What is DynamoDB?
- Amazon DynamoDB is a fast and flexible NoSQL database service for all applications that require consistent single-digit millisecond latency at any scale.
- It is a fully managed database that supports both document and key-value data models.
- Its flexible data model and performance makes it a great fit for mobile, web, gaming, ad-tech, IOT, and many other applications.
- It is stored in SSD storage.
- It is spread across three geographically data centres.
Because of its availability in three geographically data centres, It consists of two different types of consistency models:
- Eventual Consistent Reads
- Strongly Consistent Reads
Eventual Consistent Reads
It maintains consistency across all the copies of data which is usually reached within a second. If you read a data from DynamoDB table, then the response would not reflect the most recently completed write operation, and if you repeat to read the data after a short period, then the response would be the lattest update. This is the best model for Read performance.
Strongly Consistent Reads
A strongly consistent read returns a result that reflects all writes that received a successful response prior to the read.
Note: If your application wants the data from DynamoDB table immediately, then choose the Strongly Consistent Read model. If you can wait for a second, then choose the Eventual Consistent Model.
AWS DynamoDB Throughput Capacity
DynamoDB throughput capacity depends on the read/write capacity modes for performing read/write operation on tables.
There are two types of read/write capacity modes:
- Provisioned mode
- On-demand mode
- It defines the maximum amount of capacity that an application can use from a specified table.
- In a provisioned mode, you need to specify the number of reads and writes per second required by the application.
- If the limit of Provisioned mode throughput capacity is exceeded, then this leads to the request throttling.
- A provisioned mode is good for applications that have predictable and consistent traffic.

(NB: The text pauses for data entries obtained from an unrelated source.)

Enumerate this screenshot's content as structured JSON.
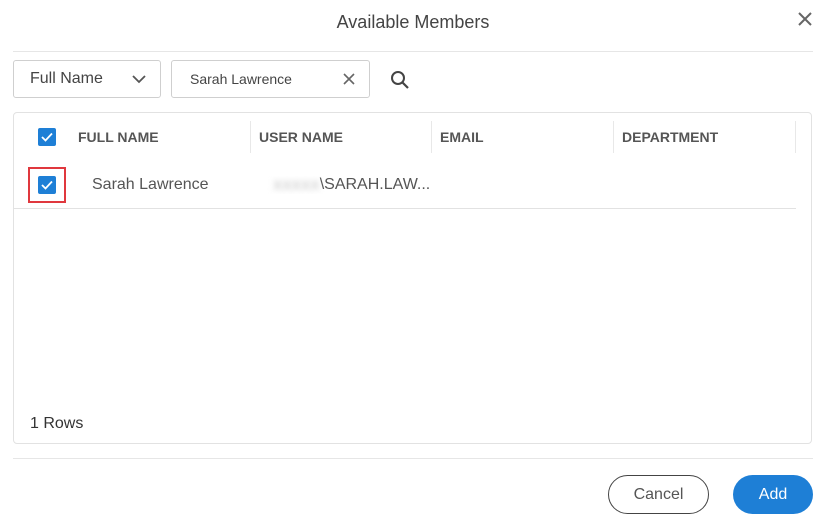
{
  "dialog": {
    "title": "Available Members"
  },
  "filter": {
    "field_selected": "Full Name",
    "search_value": "Sarah Lawrence"
  },
  "table": {
    "columns": [
      "FULL NAME",
      "USER NAME",
      "EMAIL",
      "DEPARTMENT"
    ],
    "rows": [
      {
        "full_name": "Sarah Lawrence",
        "user_name_redacted": "XXXXX",
        "user_name_visible": "\\SARAH.LAW...",
        "email": "",
        "department": "",
        "checked": true
      }
    ],
    "row_count_label": "1 Rows"
  },
  "buttons": {
    "cancel_label": "Cancel",
    "add_label": "Add"
  },
  "colors": {
    "accent": "#1e7fd6",
    "highlight": "#e0383e"
  }
}
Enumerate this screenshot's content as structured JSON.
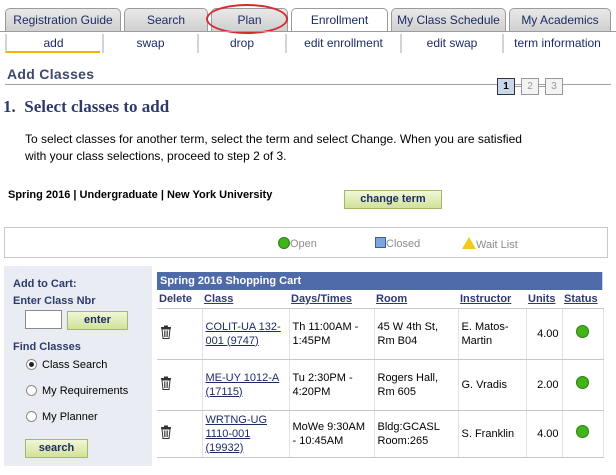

The Provisioned mode consists of two capacity units:
- Read Capacity unit
- Write Capacity unit
Read Capacity Unit
- The total number of read capacity units depends on the item size, and read consistency model.
- Read Capacity unit represents two types of consistency models:
- Strongly Consistent model: Read Capacity Unit represents one strong consistent read per second for an item up to 4KB in size.
- Eventually Consistent model: Read Capacity Unit represents two eventually consistent reads per second for an item up to 4KB in size.
- DynamoDB will require additional read capacity units when an item size is greater than 4KB. For example, if the size of an item is 8KB, 2 read capacity units are required for strongly consistent read while 1 read capacity unit is required for eventually consistent read.
Write Capacity Unit
- The total number of write capacity unit depends on the item size.
- Only 1 write capacity unit is required for an item up to size 1KB.
- DynamoDB will require additional write capacity units when size is greater than 1KB. For example, if an item size is 2KB, two write capacity units are required to perform 1 write per second.
- For example, if you create a table with 20 write capacity units, then you can perform 20 writes per second for an item up to 1KB in size.
- DynamoDB on-demand mode has a flexible new billing option which is capable of serving thousands of requests per second without any capacity planning.
- On-Demand mode offers pay-per-request pricing for read and write requests so that you need to pay only for what you use, thus, making it easy to balance costs and performance.
- In On-Demand mode, DynamoDb accommodates the customer’s workload instantly as the traffic level increases or decreases.
- On-Demand mode supports all the DynamoDB features such as encryption, point-in-time recovery, etc except auto-scaling
- If you do not perform any read/write, then you just need to pay for data storage only.
- On-Demand mode is useful for those applications that have unpredictable traffic and database is very complex to forecast.